According to Guinness World Records, the record for ducks in Test match cricket is 43 and is held by one of the greatest, if not the greatest, tail-enders of all time, Courtney Walsh. Born in Kingston, Jamaica on October 30. 1962, Walsh was, of course, best known as an aggressive fast bowler who, alongside Curtley Ambrose, formed a formidable new-ball partnership throughout the nineties. Indeed, on March 19, 2001, Walsh became the first bowler in history to take 500 Test wickets and by the time of his retirement from international cricket, at the end of the fifth and final Test of the South Africa Tour of West Indies at Sabina Park, Kingston on April 23, 2001, had increased his career tally to a then-record 519 Test wickets.

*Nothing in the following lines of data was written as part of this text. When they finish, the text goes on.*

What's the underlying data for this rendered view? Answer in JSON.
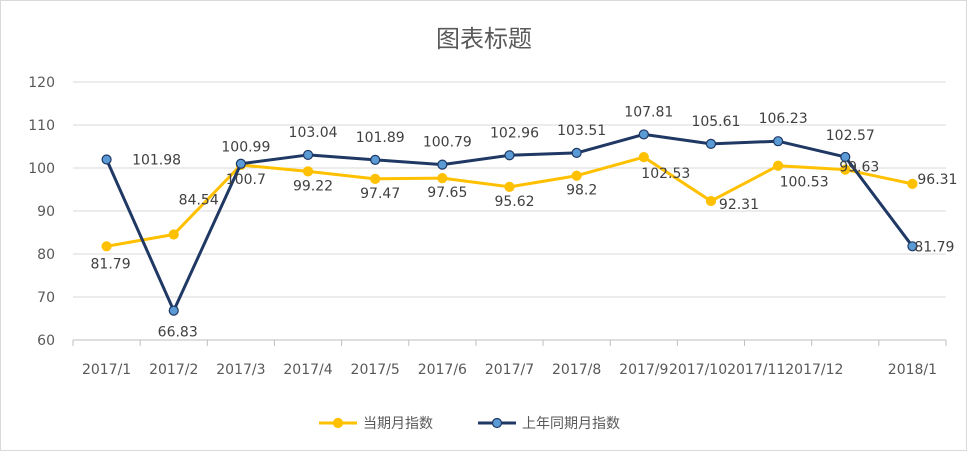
{
  "chart_data": {
    "type": "line",
    "title": "图表标题",
    "categories": [
      "2017/1",
      "2017/2",
      "2017/3",
      "2017/4",
      "2017/5",
      "2017/6",
      "2017/7",
      "2017/8",
      "2017/9",
      "2017/10",
      "2017/11",
      "2017/12",
      "2018/1"
    ],
    "category_labels": [
      "2017/1",
      "2017/2",
      "2017/3",
      "2017/4",
      "2017/5",
      "2017/6",
      "2017/7",
      "2017/8",
      "2017/9",
      "2017/102017/112017/12",
      "",
      "",
      "2018/1"
    ],
    "ylim": [
      60,
      120
    ],
    "yticks": [
      60,
      70,
      80,
      90,
      100,
      110,
      120
    ],
    "grid": true,
    "legend_position": "bottom",
    "series": [
      {
        "name": "当期月指数",
        "color": "#FFC000",
        "marker": "circle",
        "values": [
          81.79,
          84.54,
          100.7,
          99.22,
          97.47,
          97.65,
          95.62,
          98.2,
          102.53,
          92.31,
          100.53,
          99.63,
          96.31
        ]
      },
      {
        "name": "上年同期月指数",
        "color": "#1F3864",
        "marker_color": "#5B9BD5",
        "marker": "circle",
        "values": [
          101.98,
          66.83,
          100.99,
          103.04,
          101.89,
          100.79,
          102.96,
          103.51,
          107.81,
          105.61,
          106.23,
          102.57,
          81.79
        ]
      }
    ]
  }
}
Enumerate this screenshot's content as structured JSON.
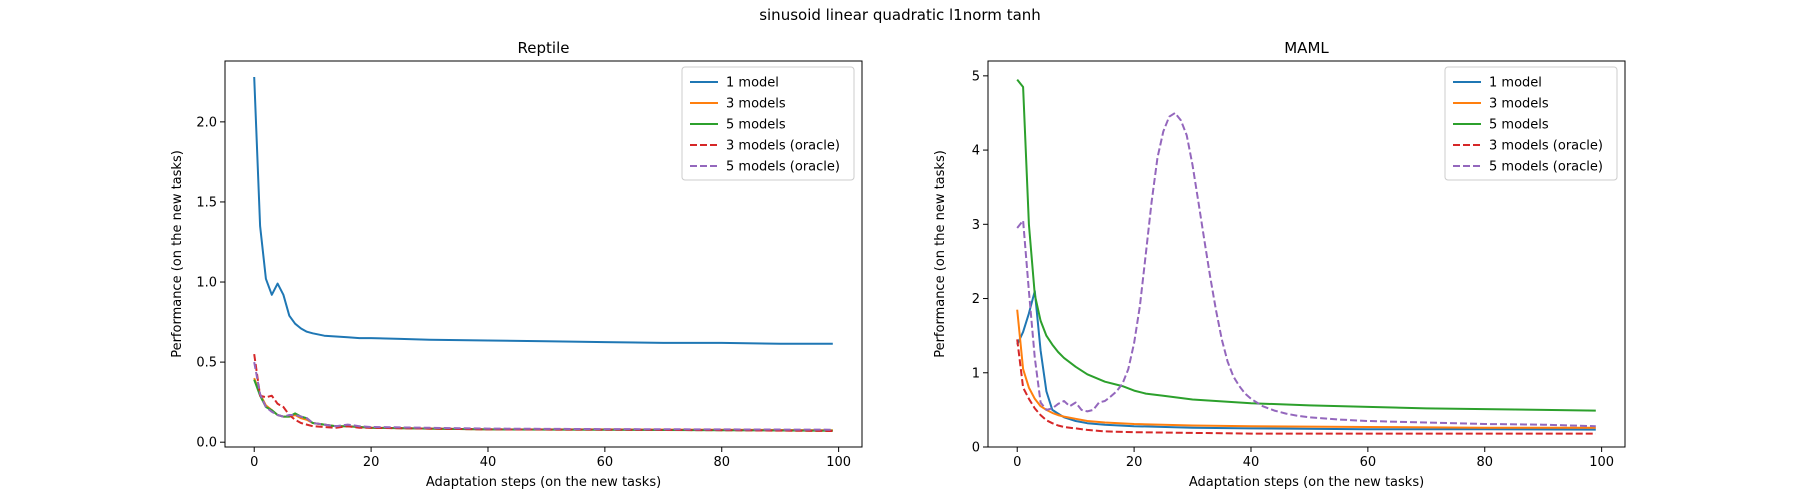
{
  "figure": {
    "title": "sinusoid linear quadratic l1norm tanh"
  },
  "chart_data": [
    {
      "type": "line",
      "title": "Reptile",
      "xlabel": "Adaptation steps (on the new tasks)",
      "ylabel": "Performance (on the new tasks)",
      "xlim": [
        -5,
        104
      ],
      "ylim": [
        -0.03,
        2.38
      ],
      "xticks": [
        0,
        20,
        40,
        60,
        80,
        100
      ],
      "yticks": [
        0.0,
        0.5,
        1.0,
        1.5,
        2.0
      ],
      "ytick_labels": [
        "0.0",
        "0.5",
        "1.0",
        "1.5",
        "2.0"
      ],
      "legend_position": "top-right",
      "grid": false,
      "series": [
        {
          "name": "1 model",
          "color": "#1f77b4",
          "dash": "solid",
          "x": [
            0,
            1,
            2,
            3,
            4,
            5,
            6,
            7,
            8,
            9,
            10,
            12,
            14,
            16,
            18,
            20,
            25,
            30,
            40,
            50,
            60,
            70,
            80,
            90,
            99
          ],
          "y": [
            2.28,
            1.35,
            1.02,
            0.92,
            0.99,
            0.92,
            0.79,
            0.74,
            0.71,
            0.69,
            0.68,
            0.665,
            0.66,
            0.655,
            0.65,
            0.65,
            0.645,
            0.64,
            0.635,
            0.63,
            0.625,
            0.62,
            0.62,
            0.615,
            0.615
          ]
        },
        {
          "name": "3 models",
          "color": "#ff7f0e",
          "dash": "solid",
          "x": [
            0,
            1,
            2,
            3,
            4,
            5,
            6,
            7,
            8,
            9,
            10,
            12,
            14,
            16,
            18,
            20,
            30,
            40,
            60,
            80,
            99
          ],
          "y": [
            0.4,
            0.3,
            0.23,
            0.2,
            0.17,
            0.16,
            0.16,
            0.17,
            0.15,
            0.14,
            0.12,
            0.11,
            0.1,
            0.1,
            0.095,
            0.09,
            0.085,
            0.08,
            0.08,
            0.078,
            0.075
          ]
        },
        {
          "name": "5 models",
          "color": "#2ca02c",
          "dash": "solid",
          "x": [
            0,
            1,
            2,
            3,
            4,
            5,
            6,
            7,
            8,
            9,
            10,
            12,
            14,
            16,
            18,
            20,
            30,
            40,
            60,
            80,
            99
          ],
          "y": [
            0.39,
            0.29,
            0.22,
            0.2,
            0.17,
            0.16,
            0.16,
            0.18,
            0.16,
            0.15,
            0.12,
            0.11,
            0.1,
            0.1,
            0.095,
            0.09,
            0.085,
            0.08,
            0.078,
            0.075,
            0.072
          ]
        },
        {
          "name": "3 models (oracle)",
          "color": "#d62728",
          "dash": "dashed",
          "x": [
            0,
            1,
            2,
            3,
            4,
            5,
            6,
            7,
            8,
            9,
            10,
            12,
            14,
            16,
            18,
            20,
            30,
            40,
            60,
            80,
            99
          ],
          "y": [
            0.55,
            0.29,
            0.28,
            0.29,
            0.24,
            0.22,
            0.17,
            0.14,
            0.12,
            0.11,
            0.1,
            0.095,
            0.09,
            0.1,
            0.09,
            0.09,
            0.085,
            0.08,
            0.078,
            0.075,
            0.07
          ]
        },
        {
          "name": "5 models (oracle)",
          "color": "#9467bd",
          "dash": "dashed",
          "x": [
            0,
            1,
            2,
            3,
            4,
            5,
            6,
            7,
            8,
            9,
            10,
            12,
            14,
            16,
            18,
            20,
            30,
            40,
            60,
            80,
            99
          ],
          "y": [
            0.5,
            0.3,
            0.22,
            0.19,
            0.17,
            0.16,
            0.17,
            0.17,
            0.16,
            0.15,
            0.12,
            0.11,
            0.1,
            0.11,
            0.1,
            0.095,
            0.09,
            0.085,
            0.082,
            0.08,
            0.078
          ]
        }
      ]
    },
    {
      "type": "line",
      "title": "MAML",
      "xlabel": "Adaptation steps (on the new tasks)",
      "ylabel": "Performance (on the new tasks)",
      "xlim": [
        -5,
        104
      ],
      "ylim": [
        0,
        5.2
      ],
      "xticks": [
        0,
        20,
        40,
        60,
        80,
        100
      ],
      "yticks": [
        0,
        1,
        2,
        3,
        4,
        5
      ],
      "ytick_labels": [
        "0",
        "1",
        "2",
        "3",
        "4",
        "5"
      ],
      "legend_position": "top-right",
      "grid": false,
      "series": [
        {
          "name": "1 model",
          "color": "#1f77b4",
          "dash": "solid",
          "x": [
            0,
            1,
            2,
            3,
            4,
            5,
            6,
            7,
            8,
            10,
            12,
            15,
            20,
            30,
            40,
            60,
            80,
            99
          ],
          "y": [
            1.38,
            1.55,
            1.8,
            2.1,
            1.3,
            0.75,
            0.5,
            0.45,
            0.4,
            0.35,
            0.32,
            0.3,
            0.28,
            0.26,
            0.25,
            0.24,
            0.24,
            0.235
          ]
        },
        {
          "name": "3 models",
          "color": "#ff7f0e",
          "dash": "solid",
          "x": [
            0,
            1,
            2,
            3,
            4,
            5,
            6,
            7,
            8,
            10,
            12,
            15,
            20,
            30,
            40,
            60,
            80,
            99
          ],
          "y": [
            1.85,
            1.05,
            0.8,
            0.65,
            0.55,
            0.5,
            0.46,
            0.43,
            0.41,
            0.38,
            0.35,
            0.33,
            0.31,
            0.29,
            0.28,
            0.27,
            0.26,
            0.26
          ]
        },
        {
          "name": "5 models",
          "color": "#2ca02c",
          "dash": "solid",
          "x": [
            0,
            1,
            2,
            3,
            4,
            5,
            6,
            7,
            8,
            10,
            12,
            15,
            18,
            20,
            22,
            25,
            30,
            40,
            50,
            60,
            70,
            80,
            90,
            99
          ],
          "y": [
            4.95,
            4.85,
            3.0,
            2.05,
            1.7,
            1.5,
            1.38,
            1.28,
            1.2,
            1.08,
            0.98,
            0.88,
            0.82,
            0.76,
            0.72,
            0.69,
            0.64,
            0.59,
            0.56,
            0.54,
            0.52,
            0.51,
            0.5,
            0.49
          ]
        },
        {
          "name": "3 models (oracle)",
          "color": "#d62728",
          "dash": "dashed",
          "x": [
            0,
            1,
            2,
            3,
            4,
            5,
            6,
            7,
            8,
            10,
            12,
            15,
            20,
            30,
            40,
            60,
            80,
            99
          ],
          "y": [
            1.45,
            0.8,
            0.65,
            0.52,
            0.43,
            0.36,
            0.32,
            0.29,
            0.27,
            0.25,
            0.23,
            0.21,
            0.2,
            0.19,
            0.18,
            0.18,
            0.18,
            0.18
          ]
        },
        {
          "name": "5 models (oracle)",
          "color": "#9467bd",
          "dash": "dashed",
          "x": [
            0,
            1,
            2,
            3,
            4,
            5,
            6,
            7,
            8,
            9,
            10,
            11,
            12,
            13,
            14,
            15,
            16,
            17,
            18,
            19,
            20,
            21,
            22,
            23,
            24,
            25,
            26,
            27,
            28,
            29,
            30,
            31,
            32,
            33,
            34,
            35,
            36,
            37,
            38,
            39,
            40,
            42,
            44,
            46,
            48,
            50,
            55,
            60,
            70,
            80,
            90,
            99
          ],
          "y": [
            2.95,
            3.05,
            2.1,
            1.2,
            0.6,
            0.5,
            0.52,
            0.58,
            0.62,
            0.55,
            0.6,
            0.5,
            0.48,
            0.5,
            0.6,
            0.62,
            0.68,
            0.75,
            0.85,
            1.05,
            1.4,
            1.9,
            2.6,
            3.3,
            3.9,
            4.25,
            4.45,
            4.5,
            4.4,
            4.2,
            3.8,
            3.3,
            2.8,
            2.3,
            1.85,
            1.45,
            1.15,
            0.95,
            0.82,
            0.72,
            0.65,
            0.55,
            0.49,
            0.45,
            0.42,
            0.4,
            0.37,
            0.35,
            0.33,
            0.31,
            0.3,
            0.28
          ]
        }
      ]
    }
  ]
}
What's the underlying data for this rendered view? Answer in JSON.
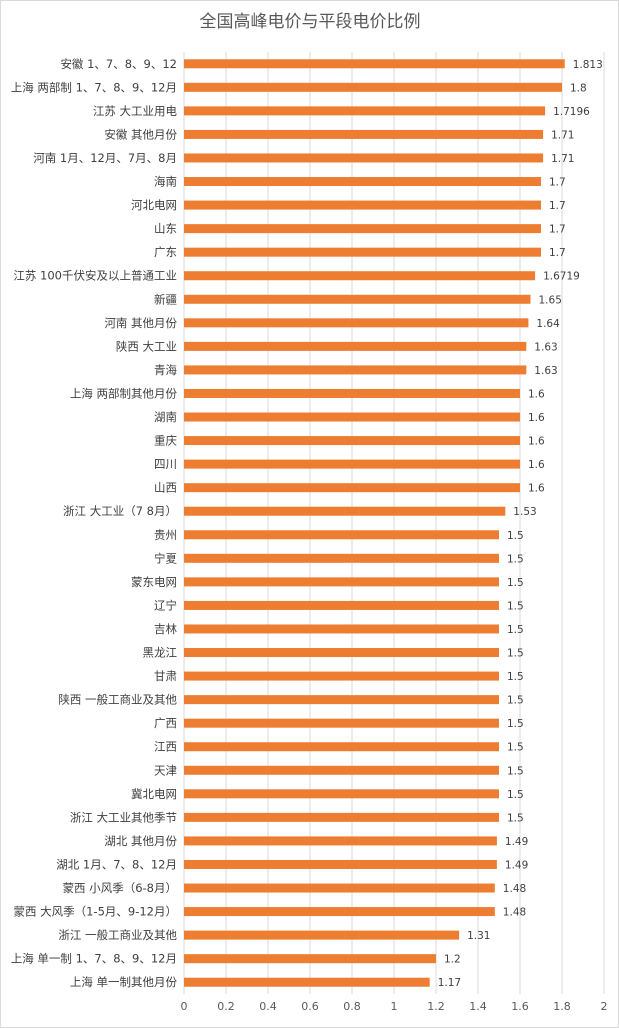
{
  "chart_data": {
    "type": "bar",
    "orientation": "horizontal",
    "title": "全国高峰电价与平段电价比例",
    "xlabel": "",
    "ylabel": "",
    "xlim": [
      0,
      2
    ],
    "xticks": [
      "0",
      "0.2",
      "0.4",
      "0.6",
      "0.8",
      "1",
      "1.2",
      "1.4",
      "1.6",
      "1.8",
      "2"
    ],
    "grid": "vertical",
    "legend": "none",
    "bar_color": "#ED7D31",
    "categories": [
      "安徽 1、7、8、9、12",
      "上海 两部制 1、7、8、9、12月",
      "江苏 大工业用电",
      "安徽 其他月份",
      "河南 1月、12月、7月、8月",
      "海南",
      "河北电网",
      "山东",
      "广东",
      "江苏 100千伏安及以上普通工业",
      "新疆",
      "河南 其他月份",
      "陕西 大工业",
      "青海",
      "上海 两部制其他月份",
      "湖南",
      "重庆",
      "四川",
      "山西",
      "浙江 大工业（7 8月）",
      "贵州",
      "宁夏",
      "蒙东电网",
      "辽宁",
      "吉林",
      "黑龙江",
      "甘肃",
      "陕西 一般工商业及其他",
      "广西",
      "江西",
      "天津",
      "冀北电网",
      "浙江 大工业其他季节",
      "湖北 其他月份",
      "湖北 1月、7、8、12月",
      "蒙西 小风季（6-8月）",
      "蒙西 大风季（1-5月、9-12月）",
      "浙江 一般工商业及其他",
      "上海 单一制 1、7、8、9、12月",
      "上海 单一制其他月份"
    ],
    "values": [
      1.813,
      1.8,
      1.7196,
      1.71,
      1.71,
      1.7,
      1.7,
      1.7,
      1.7,
      1.6719,
      1.65,
      1.64,
      1.63,
      1.63,
      1.6,
      1.6,
      1.6,
      1.6,
      1.6,
      1.53,
      1.5,
      1.5,
      1.5,
      1.5,
      1.5,
      1.5,
      1.5,
      1.5,
      1.5,
      1.5,
      1.5,
      1.5,
      1.5,
      1.49,
      1.49,
      1.48,
      1.48,
      1.31,
      1.2,
      1.17
    ],
    "value_labels": [
      "1.813",
      "1.8",
      "1.7196",
      "1.71",
      "1.71",
      "1.7",
      "1.7",
      "1.7",
      "1.7",
      "1.6719",
      "1.65",
      "1.64",
      "1.63",
      "1.63",
      "1.6",
      "1.6",
      "1.6",
      "1.6",
      "1.6",
      "1.53",
      "1.5",
      "1.5",
      "1.5",
      "1.5",
      "1.5",
      "1.5",
      "1.5",
      "1.5",
      "1.5",
      "1.5",
      "1.5",
      "1.5",
      "1.5",
      "1.49",
      "1.49",
      "1.48",
      "1.48",
      "1.31",
      "1.2",
      "1.17"
    ]
  }
}
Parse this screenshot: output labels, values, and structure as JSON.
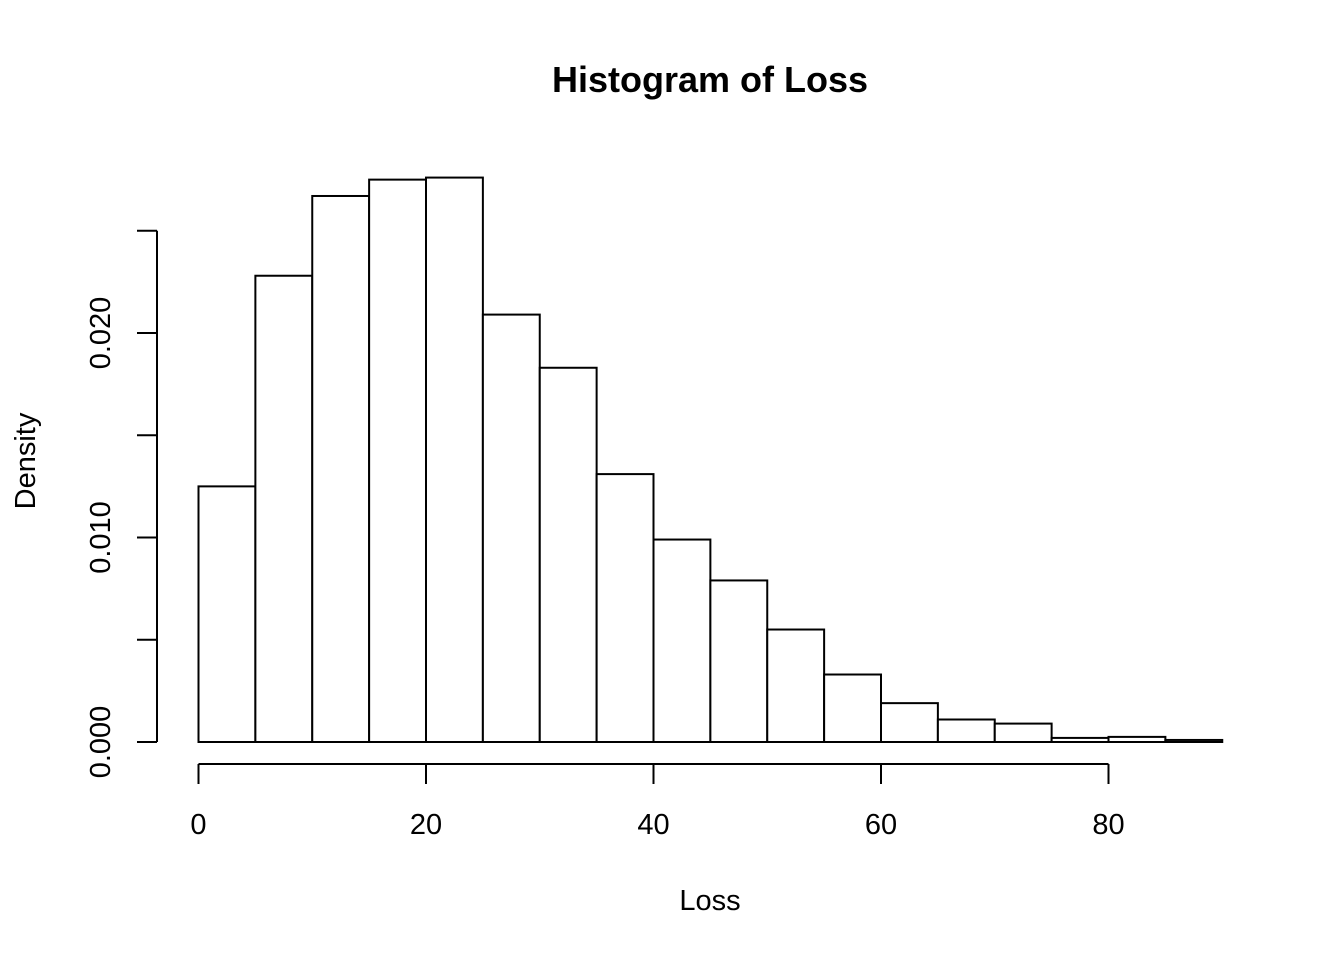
{
  "chart_data": {
    "type": "bar",
    "title": "Histogram of Loss",
    "xlabel": "Loss",
    "ylabel": "Density",
    "bin_edges": [
      0,
      5,
      10,
      15,
      20,
      25,
      30,
      35,
      40,
      45,
      50,
      55,
      60,
      65,
      70,
      75,
      80,
      85,
      90
    ],
    "values": [
      0.0125,
      0.0228,
      0.0267,
      0.0275,
      0.0276,
      0.0209,
      0.0183,
      0.0131,
      0.0099,
      0.0079,
      0.0055,
      0.0033,
      0.0019,
      0.0011,
      0.0009,
      0.0002,
      0.00025,
      0.0001
    ],
    "xlim": [
      0,
      90
    ],
    "ylim": [
      0,
      0.0276
    ],
    "x_ticks": [
      0,
      20,
      40,
      60,
      80
    ],
    "x_tick_labels": [
      "0",
      "20",
      "40",
      "60",
      "80"
    ],
    "y_ticks": [
      0,
      0.005,
      0.01,
      0.015,
      0.02,
      0.025
    ],
    "y_tick_labels": [
      "0.000",
      "",
      "0.010",
      "",
      "0.020",
      ""
    ],
    "grid": false,
    "legend": "none",
    "colors": {
      "bar_fill": "#ffffff",
      "bar_stroke": "#000000"
    }
  }
}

However, while Walsh was world class with the ball, he was the epitome of an out-and-out specialist bowler, whose comical antics with the bat became the stuff of legend. ‘Cuddy’, as he was known to his friends and family, made his Test debut in the first Test of the West Indies tour of Australia at the Western Australia Cricket Association (WACA) in Perth on November 10, 1984. He scored 9 not out in a West Indies first innings total of 416 – the first of 61 occasions on which he would be left at the crease at the end of a Test match innings – and did not need to bat again as the tourists won by an inning and 112 runs.
All told, Walsh played 132 Test matches for West Indies and, in 185 innings, scored 936 runs at an average of 7.54. Highlights of his less-than-stellar career as a Test match batsman included a high score of 30, achieved during a partnership of 57 with Ambrose for the ninth wicket in the first innings of the third Test of the West Indies tour of Australia at Melbourne Cricket Ground (MCG) in December, 1988. Lowlights, though, included a ‘pair’, when captain, in the second Test of the West Indies tour of Pakistan at Rawalpindi Cricket Stadium in 1997.